Proofs of differentiability

Question

How can I prove that

$$\ f(x)= \sum_{n=1}^\infty \frac{x^n}{2^n}\cos(nx) $$

defines function differentiable in (-2, 2)? I have to evaluate the derivative at $\ 0$.

My idea is to check the radius of convergence, within which it is uniformly convergent. Then I check the sum of derivatives whether it is convergent - then I see whether it is convergent. However I have no idea how to deal with cosine. I would appreciate if you would explain to me how to solve this.

Answer 1

If $x \in (-2,2)$ then $\left| \dfrac{x^n}{2^n} \cos(nx) \right| \leq \dfrac{|x|^n}{2^n} \cdot 1 = \left(\dfrac{|x|}{2} \right)^n < 1$. In other words, the series you have is dominated in absolute value by a convergent geometric series.

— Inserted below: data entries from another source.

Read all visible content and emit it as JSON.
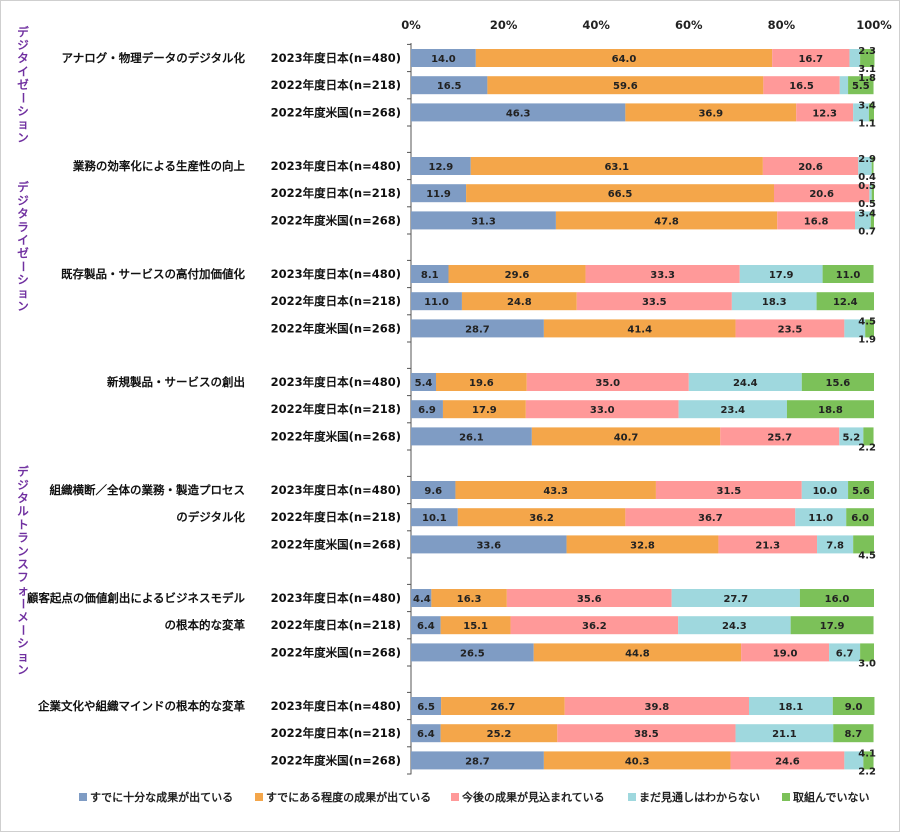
{
  "chart_data": {
    "type": "bar",
    "orientation": "horizontal",
    "stacked": true,
    "xlim": [
      0,
      100
    ],
    "x_ticks": [
      "0%",
      "20%",
      "40%",
      "60%",
      "80%",
      "100%"
    ],
    "grid": false,
    "legend_position": "bottom",
    "group_labels": [
      {
        "text": "デジタイゼーション",
        "spans_categories": [
          0,
          0
        ]
      },
      {
        "text": "デジタライゼーション",
        "spans_categories": [
          1,
          2
        ]
      },
      {
        "text": "デジタルトランスフォーメーション",
        "spans_categories": [
          3,
          6
        ]
      }
    ],
    "series": [
      {
        "name": "すでに十分な成果が出ている",
        "color": "#7f9cc4"
      },
      {
        "name": "すでにある程度の成果が出ている",
        "color": "#f4a64a"
      },
      {
        "name": "今後の成果が見込まれている",
        "color": "#ff9999"
      },
      {
        "name": "まだ見通しはわからない",
        "color": "#9fd8de"
      },
      {
        "name": "取組んでいない",
        "color": "#7cc159"
      }
    ],
    "categories": [
      {
        "label_lines": [
          "アナログ・物理データのデジタル化"
        ],
        "rows": [
          {
            "label": "2023年度日本(n=480)",
            "values": [
              14.0,
              64.0,
              16.7,
              2.3,
              3.1
            ]
          },
          {
            "label": "2022年度日本(n=218)",
            "values": [
              16.5,
              59.6,
              16.5,
              1.8,
              5.5
            ]
          },
          {
            "label": "2022年度米国(n=268)",
            "values": [
              46.3,
              36.9,
              12.3,
              3.4,
              1.1
            ]
          }
        ]
      },
      {
        "label_lines": [
          "業務の効率化による生産性の向上"
        ],
        "rows": [
          {
            "label": "2023年度日本(n=480)",
            "values": [
              12.9,
              63.1,
              20.6,
              2.9,
              0.4
            ]
          },
          {
            "label": "2022年度日本(n=218)",
            "values": [
              11.9,
              66.5,
              20.6,
              0.5,
              0.5
            ]
          },
          {
            "label": "2022年度米国(n=268)",
            "values": [
              31.3,
              47.8,
              16.8,
              3.4,
              0.7
            ]
          }
        ]
      },
      {
        "label_lines": [
          "既存製品・サービスの高付加価値化"
        ],
        "rows": [
          {
            "label": "2023年度日本(n=480)",
            "values": [
              8.1,
              29.6,
              33.3,
              17.9,
              11.0
            ]
          },
          {
            "label": "2022年度日本(n=218)",
            "values": [
              11.0,
              24.8,
              33.5,
              18.3,
              12.4
            ]
          },
          {
            "label": "2022年度米国(n=268)",
            "values": [
              28.7,
              41.4,
              23.5,
              4.5,
              1.9
            ]
          }
        ]
      },
      {
        "label_lines": [
          "新規製品・サービスの創出"
        ],
        "rows": [
          {
            "label": "2023年度日本(n=480)",
            "values": [
              5.4,
              19.6,
              35.0,
              24.4,
              15.6
            ]
          },
          {
            "label": "2022年度日本(n=218)",
            "values": [
              6.9,
              17.9,
              33.0,
              23.4,
              18.8
            ]
          },
          {
            "label": "2022年度米国(n=268)",
            "values": [
              26.1,
              40.7,
              25.7,
              5.2,
              2.2
            ]
          }
        ]
      },
      {
        "label_lines": [
          "組織横断／全体の業務・製造プロセス",
          "のデジタル化"
        ],
        "rows": [
          {
            "label": "2023年度日本(n=480)",
            "values": [
              9.6,
              43.3,
              31.5,
              10.0,
              5.6
            ]
          },
          {
            "label": "2022年度日本(n=218)",
            "values": [
              10.1,
              36.2,
              36.7,
              11.0,
              6.0
            ]
          },
          {
            "label": "2022年度米国(n=268)",
            "values": [
              33.6,
              32.8,
              21.3,
              7.8,
              4.5
            ]
          }
        ]
      },
      {
        "label_lines": [
          "顧客起点の価値創出によるビジネスモデル",
          "の根本的な変革"
        ],
        "rows": [
          {
            "label": "2023年度日本(n=480)",
            "values": [
              4.4,
              16.3,
              35.6,
              27.7,
              16.0
            ]
          },
          {
            "label": "2022年度日本(n=218)",
            "values": [
              6.4,
              15.1,
              36.2,
              24.3,
              17.9
            ]
          },
          {
            "label": "2022年度米国(n=268)",
            "values": [
              26.5,
              44.8,
              19.0,
              6.7,
              3.0
            ]
          }
        ]
      },
      {
        "label_lines": [
          "企業文化や組織マインドの根本的な変革"
        ],
        "rows": [
          {
            "label": "2023年度日本(n=480)",
            "values": [
              6.5,
              26.7,
              39.8,
              18.1,
              9.0
            ]
          },
          {
            "label": "2022年度日本(n=218)",
            "values": [
              6.4,
              25.2,
              38.5,
              21.1,
              8.7
            ]
          },
          {
            "label": "2022年度米国(n=268)",
            "values": [
              28.7,
              40.3,
              24.6,
              4.1,
              2.2
            ]
          }
        ]
      }
    ]
  }
}
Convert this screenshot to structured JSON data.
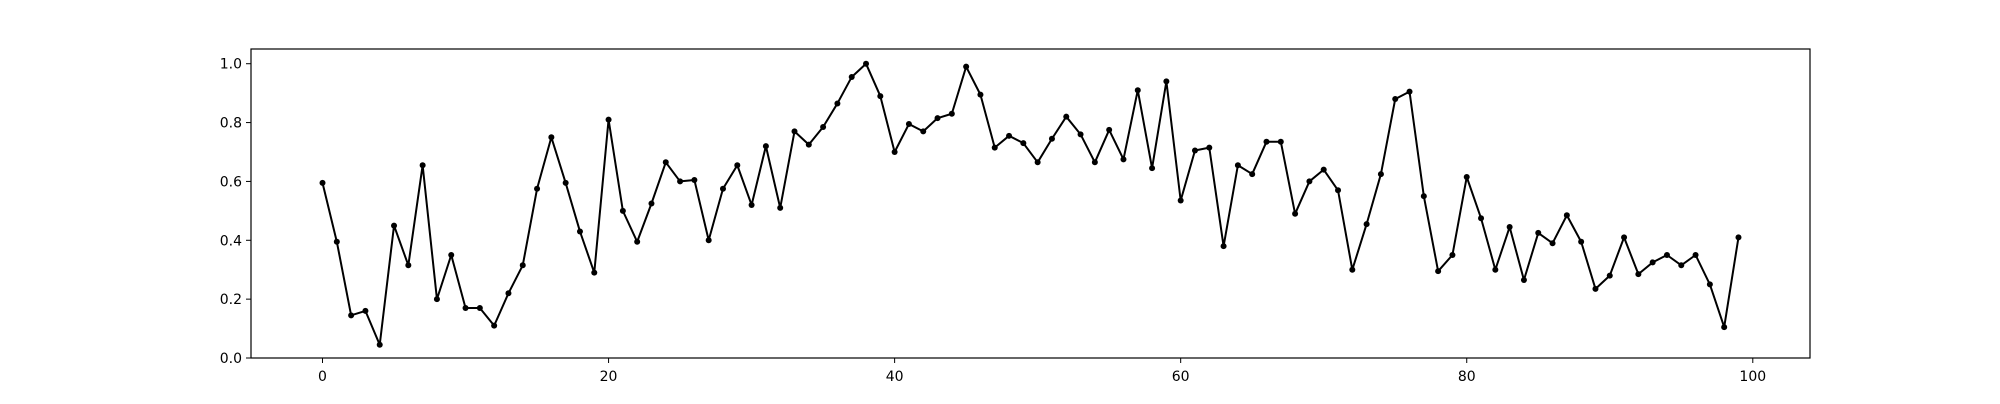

So, the series converges absolutely for all $x \in (-2,2)$.

Answer 2

Hint: Let $F_N$ be the $N$'th partial sum. $F_N'(x)$ converges to a continuous function on $(-2,2)$, convergence being uniform on $[-2+\epsilon, 2-\epsilon]$ for any $\epsilon$. Note that $F_N(x+h) - F_N(x) = \int_x^{x+h} F_N'(t)\; dt$.